Spoilers/Setting: Set in the gap between Series Two and Three; spoilers for Series Three.

Notes: Fully inspired by that scene in the Tudors finale nearly three months ago with Katherine, Henry, and Mary. And yes, we're going to ignore a few tiny religious anachronisms.


Uther had sometimes seen and heard of men losing their minds over the deaths of their children; and remembering this, he sometimes wondered if he were going slightly mad.
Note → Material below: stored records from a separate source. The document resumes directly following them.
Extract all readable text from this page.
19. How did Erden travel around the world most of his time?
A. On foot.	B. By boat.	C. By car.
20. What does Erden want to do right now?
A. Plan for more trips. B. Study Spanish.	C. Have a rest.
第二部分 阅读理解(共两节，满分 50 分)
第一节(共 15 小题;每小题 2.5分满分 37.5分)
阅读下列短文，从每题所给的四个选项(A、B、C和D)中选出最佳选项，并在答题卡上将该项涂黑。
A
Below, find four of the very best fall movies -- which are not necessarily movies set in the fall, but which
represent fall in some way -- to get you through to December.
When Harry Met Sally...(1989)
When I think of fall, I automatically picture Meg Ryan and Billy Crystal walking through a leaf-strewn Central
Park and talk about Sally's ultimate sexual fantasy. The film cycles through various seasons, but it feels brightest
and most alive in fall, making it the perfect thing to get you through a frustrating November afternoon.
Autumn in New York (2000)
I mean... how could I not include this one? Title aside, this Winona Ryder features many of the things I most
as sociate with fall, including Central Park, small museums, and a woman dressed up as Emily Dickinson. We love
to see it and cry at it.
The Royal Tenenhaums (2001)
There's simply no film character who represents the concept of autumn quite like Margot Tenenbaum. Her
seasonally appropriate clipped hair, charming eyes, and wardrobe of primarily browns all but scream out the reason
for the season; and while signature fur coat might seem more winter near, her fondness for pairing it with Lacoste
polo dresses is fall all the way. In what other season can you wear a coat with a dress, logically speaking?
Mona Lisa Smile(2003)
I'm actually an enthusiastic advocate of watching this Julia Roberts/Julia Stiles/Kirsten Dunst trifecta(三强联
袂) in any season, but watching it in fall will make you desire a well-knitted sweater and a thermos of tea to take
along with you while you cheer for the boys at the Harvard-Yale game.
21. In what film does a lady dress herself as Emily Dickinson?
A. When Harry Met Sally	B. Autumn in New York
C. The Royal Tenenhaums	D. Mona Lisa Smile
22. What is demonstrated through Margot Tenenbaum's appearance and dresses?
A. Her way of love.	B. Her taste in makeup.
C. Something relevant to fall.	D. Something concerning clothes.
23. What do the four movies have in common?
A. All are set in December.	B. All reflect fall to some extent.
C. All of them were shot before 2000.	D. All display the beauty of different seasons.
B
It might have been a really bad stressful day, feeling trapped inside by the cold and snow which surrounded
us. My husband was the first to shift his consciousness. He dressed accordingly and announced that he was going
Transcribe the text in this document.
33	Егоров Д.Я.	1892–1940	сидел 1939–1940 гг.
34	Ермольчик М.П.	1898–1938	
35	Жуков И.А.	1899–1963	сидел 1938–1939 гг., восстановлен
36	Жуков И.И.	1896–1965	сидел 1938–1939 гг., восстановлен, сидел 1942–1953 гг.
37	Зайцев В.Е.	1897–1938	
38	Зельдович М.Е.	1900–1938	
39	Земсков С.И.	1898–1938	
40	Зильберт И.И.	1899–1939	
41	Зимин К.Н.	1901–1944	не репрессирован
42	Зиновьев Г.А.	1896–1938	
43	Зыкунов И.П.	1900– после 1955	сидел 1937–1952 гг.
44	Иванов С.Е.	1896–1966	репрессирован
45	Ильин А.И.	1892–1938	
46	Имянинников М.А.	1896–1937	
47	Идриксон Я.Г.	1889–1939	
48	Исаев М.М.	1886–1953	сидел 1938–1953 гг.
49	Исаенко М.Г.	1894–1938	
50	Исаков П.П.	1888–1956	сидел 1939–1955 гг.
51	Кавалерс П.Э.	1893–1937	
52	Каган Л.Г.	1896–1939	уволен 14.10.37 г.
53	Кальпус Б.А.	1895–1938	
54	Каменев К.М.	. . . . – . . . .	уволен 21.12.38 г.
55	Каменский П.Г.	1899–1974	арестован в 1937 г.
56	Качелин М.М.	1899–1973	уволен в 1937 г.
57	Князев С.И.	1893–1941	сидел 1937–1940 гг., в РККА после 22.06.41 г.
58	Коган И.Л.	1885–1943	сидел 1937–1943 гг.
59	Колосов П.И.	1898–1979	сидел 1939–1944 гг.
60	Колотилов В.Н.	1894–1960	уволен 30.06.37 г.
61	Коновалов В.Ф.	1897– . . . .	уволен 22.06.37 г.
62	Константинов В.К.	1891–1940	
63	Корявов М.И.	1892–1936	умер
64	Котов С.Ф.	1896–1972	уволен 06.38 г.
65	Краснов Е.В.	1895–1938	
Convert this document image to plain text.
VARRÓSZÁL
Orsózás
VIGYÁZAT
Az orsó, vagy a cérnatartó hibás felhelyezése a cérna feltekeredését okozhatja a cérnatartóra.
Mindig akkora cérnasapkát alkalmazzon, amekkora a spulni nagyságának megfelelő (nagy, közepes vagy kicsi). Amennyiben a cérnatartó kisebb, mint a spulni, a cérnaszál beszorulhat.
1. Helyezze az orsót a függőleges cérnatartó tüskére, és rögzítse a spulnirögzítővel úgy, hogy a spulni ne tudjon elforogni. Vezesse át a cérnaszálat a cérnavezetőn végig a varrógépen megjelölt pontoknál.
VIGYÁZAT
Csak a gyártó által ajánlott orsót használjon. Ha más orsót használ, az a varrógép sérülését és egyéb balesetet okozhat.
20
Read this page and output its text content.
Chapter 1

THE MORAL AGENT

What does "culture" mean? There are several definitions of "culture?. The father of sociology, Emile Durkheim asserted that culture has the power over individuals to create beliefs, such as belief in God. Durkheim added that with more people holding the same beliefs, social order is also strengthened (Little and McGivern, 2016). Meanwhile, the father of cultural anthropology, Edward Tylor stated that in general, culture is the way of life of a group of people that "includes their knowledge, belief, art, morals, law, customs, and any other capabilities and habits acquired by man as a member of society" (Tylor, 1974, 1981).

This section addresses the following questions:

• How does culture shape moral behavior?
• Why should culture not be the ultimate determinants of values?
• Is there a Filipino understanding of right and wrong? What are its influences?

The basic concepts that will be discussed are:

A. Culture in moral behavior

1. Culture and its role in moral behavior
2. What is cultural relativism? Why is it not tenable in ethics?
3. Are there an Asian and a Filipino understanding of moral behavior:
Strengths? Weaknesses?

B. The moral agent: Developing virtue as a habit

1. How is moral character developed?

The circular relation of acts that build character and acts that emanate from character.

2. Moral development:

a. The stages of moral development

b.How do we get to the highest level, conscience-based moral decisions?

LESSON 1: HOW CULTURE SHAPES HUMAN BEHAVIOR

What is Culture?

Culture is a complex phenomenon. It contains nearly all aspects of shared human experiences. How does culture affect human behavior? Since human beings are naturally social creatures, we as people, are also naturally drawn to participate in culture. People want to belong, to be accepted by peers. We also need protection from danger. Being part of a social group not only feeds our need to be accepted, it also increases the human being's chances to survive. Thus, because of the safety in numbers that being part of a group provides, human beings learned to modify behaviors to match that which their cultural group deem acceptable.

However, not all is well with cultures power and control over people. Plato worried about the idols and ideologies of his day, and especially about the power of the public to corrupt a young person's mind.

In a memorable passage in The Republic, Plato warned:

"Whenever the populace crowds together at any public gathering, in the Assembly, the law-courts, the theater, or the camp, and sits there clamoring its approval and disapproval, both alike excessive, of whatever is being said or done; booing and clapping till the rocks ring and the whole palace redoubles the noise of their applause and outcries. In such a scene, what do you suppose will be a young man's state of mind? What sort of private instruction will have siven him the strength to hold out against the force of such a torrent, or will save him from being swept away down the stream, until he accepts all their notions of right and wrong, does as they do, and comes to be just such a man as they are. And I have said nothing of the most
How many times had he already imagined, in morbid detail, the dead weight of Morgana's body dragging down his arms as he carried her through the city? Sometimes her breath was there, sometimes it was not; sometimes her skin was cold to his touch, and sometimes it stretched waxy and tight over her bones; but he could never imagine her heartbeat against his chest when he held her close, and that had more than once had kept him awake at night, still sensing the spread of her hair and the weight of her head on his shoulders like dying phantoms. He had already carried one of his children back to Camelot like to die; and though he had no desire to do so ever again, knowing her fate would be better than being forever suspended in this limbo of dread.

He kept a string of her jewelry with him always and fingered it throughout the day like rosary beads. Though he could not bear to look on them, he knew by touch they were worn and polished by his fingerprints. Time lost meaning these nights, and all Uther knew was that it was dark enough to render him nearly senseless; and with the weight of the stones warm in his hands, he felt it in his soul.

"My friend," spoke a voice from the end of his chambers.

It had been years since he had been addressed thus, and more still since in that particular voice. Uther did not turn, but merely sighed, and questioned, "And what new magic is this now, or what of my mind?"

"That, I am afraid I cannot answer you," was the reply, closer now.

"Why are you here?" he finally asked, broken, turning in defeat.

Gorlois stood ten feet away, so like the last time Uther had laid eyes on him, covered in the grime and gore of battle. He smelled of rotting flesh and decaying blood; and Uther acknowledged that it had been some time since he'd last been in battle.

"To see my daughter," Gorlois said, a quiet and familiar rumbling in the back of his throat.

Uther had never forgotten the reverence with which his friend had spoken of his daughter, his only child and the most beloved thing of his world; and when Uther had taken Morgana away from her lonely castle in Cornwall, ten years old and holding her slight frame so carefully and regally still against the bite of the wind, he'd promised himself that if he respected anything in his life, it would be that love.

Arthur had been eight years old at that time.

"She is not here," Uther replied, after a moment. He fumbled with unspoken words in his mind for a moment, and finding none, turned away in something like shame. "She is not here," he repeated, more softly. "Whether you are shade or memory or magic, I cannot give you what you seek."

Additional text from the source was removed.